D’autres molécules entrent aussi dans le champ de l’évaluation, GVAX, B7.1, EP2101, l5235, et le vaccin télomerase GV1001.
Enfin, il ne faut pas oublier que le développement des thérapies ciblées permet de disposer déjà de molécules capables d’attaquer les cibles EGF. C’est le cas du cetuximab, par exemple. Mais ce médicament ne fonctionne que chez des patients qui ne sont pas porteurs d’une mutation génétique touchant un gène particulier, le gène KRAS
En conclusion, donc, les nouvelles venues de Cuba sont intéressantes. Mais l’annonce d’une mise sur le marché d’un produit insuffisamment évalué ne peut pas être satisfaisante.

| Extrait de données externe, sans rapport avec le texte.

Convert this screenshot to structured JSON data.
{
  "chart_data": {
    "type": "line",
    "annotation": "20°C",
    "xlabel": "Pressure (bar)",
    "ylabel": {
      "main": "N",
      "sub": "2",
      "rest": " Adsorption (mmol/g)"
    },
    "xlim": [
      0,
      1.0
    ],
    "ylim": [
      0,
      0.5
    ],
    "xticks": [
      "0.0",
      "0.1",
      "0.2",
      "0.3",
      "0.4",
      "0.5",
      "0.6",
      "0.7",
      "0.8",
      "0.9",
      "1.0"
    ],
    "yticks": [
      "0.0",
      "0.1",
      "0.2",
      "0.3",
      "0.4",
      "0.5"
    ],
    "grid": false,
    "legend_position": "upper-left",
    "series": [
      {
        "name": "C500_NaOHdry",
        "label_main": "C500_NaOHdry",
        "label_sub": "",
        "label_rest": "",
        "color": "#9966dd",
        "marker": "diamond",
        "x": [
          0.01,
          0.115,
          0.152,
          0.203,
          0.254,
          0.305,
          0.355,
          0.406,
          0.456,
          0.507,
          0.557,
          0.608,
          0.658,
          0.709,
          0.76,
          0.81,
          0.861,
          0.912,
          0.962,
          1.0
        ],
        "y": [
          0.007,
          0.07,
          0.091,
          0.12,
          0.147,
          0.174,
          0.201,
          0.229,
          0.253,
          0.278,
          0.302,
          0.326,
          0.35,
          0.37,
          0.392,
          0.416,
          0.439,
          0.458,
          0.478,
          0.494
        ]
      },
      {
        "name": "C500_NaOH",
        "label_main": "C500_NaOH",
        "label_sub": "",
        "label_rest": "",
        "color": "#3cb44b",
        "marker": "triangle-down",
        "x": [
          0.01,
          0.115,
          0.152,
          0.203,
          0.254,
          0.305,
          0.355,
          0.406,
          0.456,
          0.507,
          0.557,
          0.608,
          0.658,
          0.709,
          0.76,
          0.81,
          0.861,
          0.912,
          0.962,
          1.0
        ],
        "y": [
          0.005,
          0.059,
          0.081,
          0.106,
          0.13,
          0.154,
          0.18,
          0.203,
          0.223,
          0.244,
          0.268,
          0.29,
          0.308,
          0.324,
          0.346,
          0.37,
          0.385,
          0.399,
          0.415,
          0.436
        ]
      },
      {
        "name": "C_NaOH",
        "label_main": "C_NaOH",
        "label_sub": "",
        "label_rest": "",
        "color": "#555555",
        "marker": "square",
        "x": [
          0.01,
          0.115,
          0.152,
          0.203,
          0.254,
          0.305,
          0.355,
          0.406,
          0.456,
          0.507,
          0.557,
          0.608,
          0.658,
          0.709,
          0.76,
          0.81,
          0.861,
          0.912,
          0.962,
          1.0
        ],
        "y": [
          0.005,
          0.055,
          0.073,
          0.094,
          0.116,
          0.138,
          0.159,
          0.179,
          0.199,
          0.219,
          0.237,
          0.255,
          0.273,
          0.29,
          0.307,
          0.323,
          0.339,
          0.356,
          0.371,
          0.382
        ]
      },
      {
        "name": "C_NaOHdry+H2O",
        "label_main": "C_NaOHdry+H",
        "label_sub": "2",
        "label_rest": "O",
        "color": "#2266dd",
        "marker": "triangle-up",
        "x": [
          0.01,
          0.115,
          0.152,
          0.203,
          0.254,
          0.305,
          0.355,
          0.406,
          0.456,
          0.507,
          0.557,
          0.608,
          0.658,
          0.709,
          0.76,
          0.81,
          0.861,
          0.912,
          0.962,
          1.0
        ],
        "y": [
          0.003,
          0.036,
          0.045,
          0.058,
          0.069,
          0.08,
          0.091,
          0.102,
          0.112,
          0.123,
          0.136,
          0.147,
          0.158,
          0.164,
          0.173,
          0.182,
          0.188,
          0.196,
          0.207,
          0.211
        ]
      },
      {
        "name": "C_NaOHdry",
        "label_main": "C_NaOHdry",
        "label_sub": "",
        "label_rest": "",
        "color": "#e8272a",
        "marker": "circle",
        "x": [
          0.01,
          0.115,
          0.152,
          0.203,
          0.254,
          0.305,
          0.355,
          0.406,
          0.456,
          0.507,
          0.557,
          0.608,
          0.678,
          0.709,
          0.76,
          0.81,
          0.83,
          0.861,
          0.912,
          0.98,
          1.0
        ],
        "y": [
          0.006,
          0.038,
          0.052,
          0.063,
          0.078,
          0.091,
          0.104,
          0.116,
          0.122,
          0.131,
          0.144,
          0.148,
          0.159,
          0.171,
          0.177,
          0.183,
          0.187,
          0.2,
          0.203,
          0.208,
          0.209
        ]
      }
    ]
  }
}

Donner des espoirs sans pouvoir les fonder scientifiquement n’est pas la meilleure façon de prendre en charge les patients.
La science cubaine est d’un très haut niveau, mais les circonstances régionales font que cette science a du mal à vivre hors de certaines influences politiques et que les effets d’annonce ne sont pas obligatoirement la meilleure façon de prouver ce qu’on avance.
Référence de l’étude :
Elia Neninger Vinageras et al.
Phase II Randomized Controlled Trial of an Epidermal Growth Factor Vaccine in Advanced Non-Small-Cell Lung Cancer. JCO 2008 ; 26,9 : 1452-1458.